Le 8 juillet, l’exilé de Gand recevait, comme en mai 1814, l’hommage ému de Parisiens bien mis, accourus au jardin des Tuileries. Tout n’avait-il été qu’un rêve, et la comédie du pouvoir un chassé-croisé de la fortune ? Le bilan était au vrai paradoxal. La faillite de Waterloo laissait un redoutable passif. La France, partenaire plus que ménagée au premier traité de Paris, agrandie même au-delà des frontières de Louis XVI, était désormais à l’encan, occupée, rançonnée et pillée par la soldatesque de coalisés décidés à faire payer leurs frayeurs à ce peuple incorrigible. « Cent jours : l’aventure ne dura pas davantage, et ce fut assez pour causer des dégâts incalculables », a gravé Bainville. La monarchie allait devoir malgré elle assumer la vindicte. La voilà désormais régime « des fourgons de l’étranger », alors qu’en face s’éveillait une légende. Principicule résigné de Portoferraio, ou planteur en Virginie, si la croisière de l’amiral Hotham avait été trompée, il ne manquait pas de destins qui eussent rangé la retraite de Napoléon dans les curiosités assoupies. Avec la captivité romantique du héros malheureux enchaîné au rocher de Sainte-Hélène, un mythe s’élevait.

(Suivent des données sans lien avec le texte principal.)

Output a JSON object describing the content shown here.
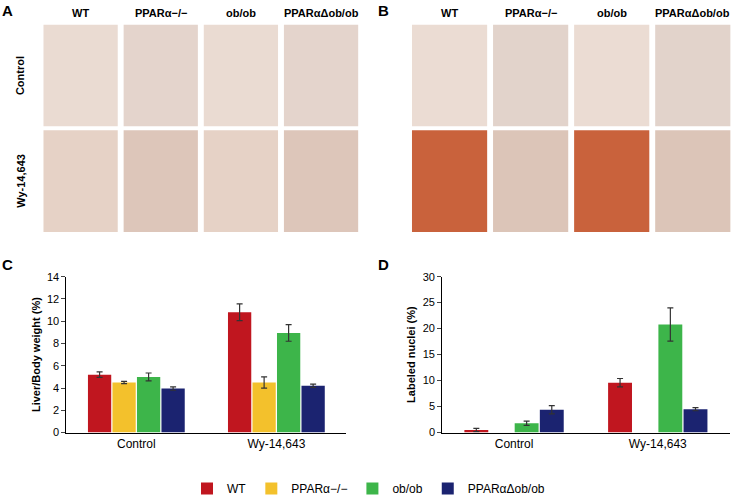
{
  "panels": [
    {
      "panel": "A",
      "columns": [
        "WT",
        "PPARα−/−",
        "ob/ob",
        "PPARαΔob/ob"
      ],
      "rows": [
        "Control",
        "Wy-14,643"
      ]
    },
    {
      "panel": "B",
      "columns": [
        "WT",
        "PPARα−/−",
        "ob/ob",
        "PPARαΔob/ob"
      ]
    }
  ],
  "chart_data": [
    {
      "panel": "C",
      "type": "bar",
      "categories": [
        "Control",
        "Wy-14,643"
      ],
      "y_label": "Liver/Body weight (%)",
      "ylim": [
        0,
        14
      ],
      "yticks": [
        0,
        2,
        4,
        6,
        8,
        10,
        12,
        14
      ],
      "grid": false,
      "legend": "bottom",
      "series": [
        {
          "name": "WT",
          "color": "#c0161f",
          "values": [
            5.2,
            10.8
          ],
          "errors": [
            0.25,
            0.75
          ]
        },
        {
          "name": "PPARα−/−",
          "color": "#f3c12c",
          "values": [
            4.5,
            4.5
          ],
          "errors": [
            0.1,
            0.5
          ]
        },
        {
          "name": "ob/ob",
          "color": "#3db54a",
          "values": [
            5.0,
            8.95
          ],
          "errors": [
            0.35,
            0.75
          ]
        },
        {
          "name": "PPARαΔob/ob",
          "color": "#1b2370",
          "values": [
            3.95,
            4.2
          ],
          "errors": [
            0.15,
            0.15
          ]
        }
      ]
    },
    {
      "panel": "D",
      "type": "bar",
      "categories": [
        "Control",
        "Wy-14,643"
      ],
      "y_label": "Labeled nuclei (%)",
      "ylim": [
        0,
        30
      ],
      "yticks": [
        0,
        5,
        10,
        15,
        20,
        25,
        30
      ],
      "grid": false,
      "series": [
        {
          "name": "WT",
          "color": "#c0161f",
          "values": [
            0.5,
            9.6
          ],
          "errors": [
            0.3,
            0.8
          ]
        },
        {
          "name": "PPARα−/−",
          "color": "#f3c12c",
          "values": [
            null,
            null
          ],
          "errors": [
            null,
            null
          ]
        },
        {
          "name": "ob/ob",
          "color": "#3db54a",
          "values": [
            1.8,
            20.8
          ],
          "errors": [
            0.4,
            3.2
          ]
        },
        {
          "name": "PPARαΔob/ob",
          "color": "#1b2370",
          "values": [
            4.4,
            4.5
          ],
          "errors": [
            0.8,
            0.3
          ]
        }
      ]
    }
  ]
}
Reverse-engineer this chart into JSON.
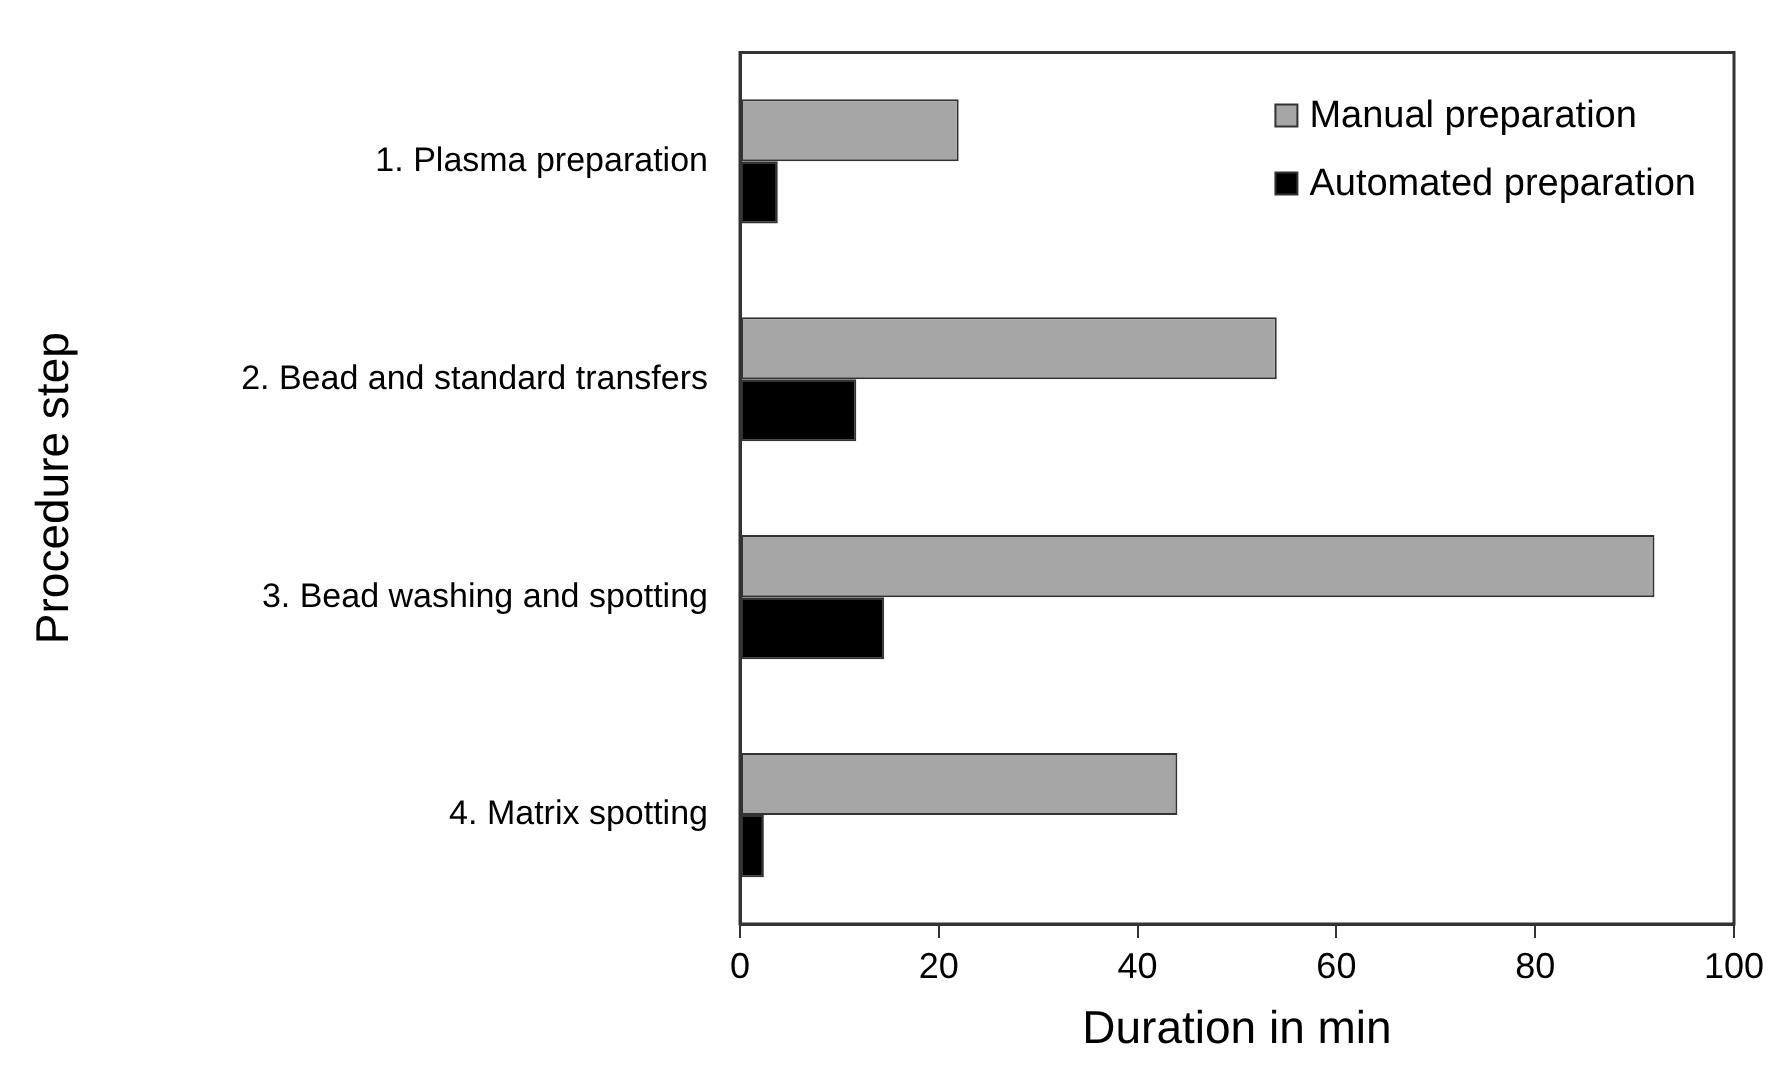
{
  "chart_data": {
    "type": "bar",
    "orientation": "horizontal",
    "xlabel": "Duration in min",
    "ylabel": "Procedure step",
    "categories": [
      "1. Plasma preparation",
      "2. Bead and standard transfers",
      "3. Bead washing and spotting",
      "4. Matrix spotting"
    ],
    "series": [
      {
        "name": "Manual preparation",
        "color": "#a6a6a6",
        "values": [
          22,
          54,
          92,
          44
        ]
      },
      {
        "name": "Automated preparation",
        "color": "#000000",
        "values": [
          3.8,
          11.7,
          14.5,
          2.4
        ]
      }
    ],
    "xlim": [
      0,
      100
    ],
    "xticks": [
      0,
      20,
      40,
      60,
      80,
      100
    ],
    "grid": false,
    "legend": "top right"
  }
}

La dictée du Mémorial cristalliserait, dans la geste réinterprétée des Cent-Jours, le mixte patriotique et libéral associant l’héroïsme national et les immortels principes de 1789. En face, le charme séculaire de la monarchie se serait-il définitivement évanoui sur la route de Gand, plus que dans le martyr du 21 janvier ? La maison militaire du roi, c’était tout une petite armée qui se repliait fin mars 1815 sur la frontière des Pays-Bas. Ses jeunes officiers rongeaient leur frein, pleurant de dépit. Les premiers enfants du siècle romantique inauguraient une bien triste carrière de paladins en escortant le premier convoi funèbre de la monarchie, précédent des dérobades de 1830 et de 1848.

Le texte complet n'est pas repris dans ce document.